Mediation has three important characteristics.

[emphasis]First, it is voluntary.[/emphasis] The participants choose to mediate their dispute, rather than to accept a decision from someone else.

"Mediation is
Voluntary,
Confidential,
and Neutral."

Just as the participants choose to undertake mediation, any participant can decide at any time to end it. Participants are urged, however, to give the process a fair and reasonable chance to succeed. Participants are asked to trust the process, and trust that, because the mediator is trained and skilled in helping participants work through the difficult speedbumps they can encounter during mediation, those speedbumps are not insurmountable barriers to ultimately achieving agreement.

[emphasis]Second, it is confidential.[/emphasis] Everything that is said during a mediation session or in preparation for a session is confidential – it will not be divulged to anyone without your permission, except in a few specific instances where reporting may be required by law, such as instances of child abuse or where there appears to be a credible threat of violence or bodily harm. The one exception to confidentiality is that any settlement agreement that the participants voluntarily reach may be divulged or subpoenaed in appropriate circumstances.
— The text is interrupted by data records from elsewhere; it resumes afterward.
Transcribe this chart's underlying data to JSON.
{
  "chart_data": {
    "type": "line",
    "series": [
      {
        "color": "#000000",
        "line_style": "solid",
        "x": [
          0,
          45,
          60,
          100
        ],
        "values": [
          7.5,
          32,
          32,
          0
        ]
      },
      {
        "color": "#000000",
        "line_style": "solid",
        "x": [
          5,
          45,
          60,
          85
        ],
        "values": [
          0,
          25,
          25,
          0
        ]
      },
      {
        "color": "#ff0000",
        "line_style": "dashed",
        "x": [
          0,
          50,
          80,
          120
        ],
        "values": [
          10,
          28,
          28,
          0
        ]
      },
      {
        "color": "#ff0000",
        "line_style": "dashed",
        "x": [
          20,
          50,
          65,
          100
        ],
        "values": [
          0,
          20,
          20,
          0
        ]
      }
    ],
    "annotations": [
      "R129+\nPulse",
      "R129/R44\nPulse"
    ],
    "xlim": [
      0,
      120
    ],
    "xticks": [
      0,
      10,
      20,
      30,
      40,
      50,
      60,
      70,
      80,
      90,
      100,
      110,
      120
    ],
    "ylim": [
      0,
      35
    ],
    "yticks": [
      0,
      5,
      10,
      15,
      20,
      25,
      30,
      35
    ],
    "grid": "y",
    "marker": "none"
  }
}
[emphasis]Third, the mediator is neutral.[/emphasis] The mediator's role is to help – not to counsel or give advice, not to decide who is "right" or "wrong," not to take sides. The mediator helps the participants talk to each other and to develop creative approaches to resolving the issues between them – approaches in which the participants focus on what their real INTERESTS and NEEDS are in resolving the dispute. Accordingly, it is important that participants understand that it is not necessary to seek "approval" from the mediator, and that it IS important to be open and candid during the mediation session, even if certain matters may be embarrassing or uncomfortable to talk about for some reason.

...session
typically lasts
for two hours.

A couple of administrative details. A mediation session typically lasts for two hours. If the participants and the mediator all agree, subsequent two-hour sessions will be scheduled if necessary. If agreement is reached, the mediator may record the points of agreement in a Memorandum of Understanding, at the participants' request. This Memorandum easily can be made into a binding contract between the participants by an attorney.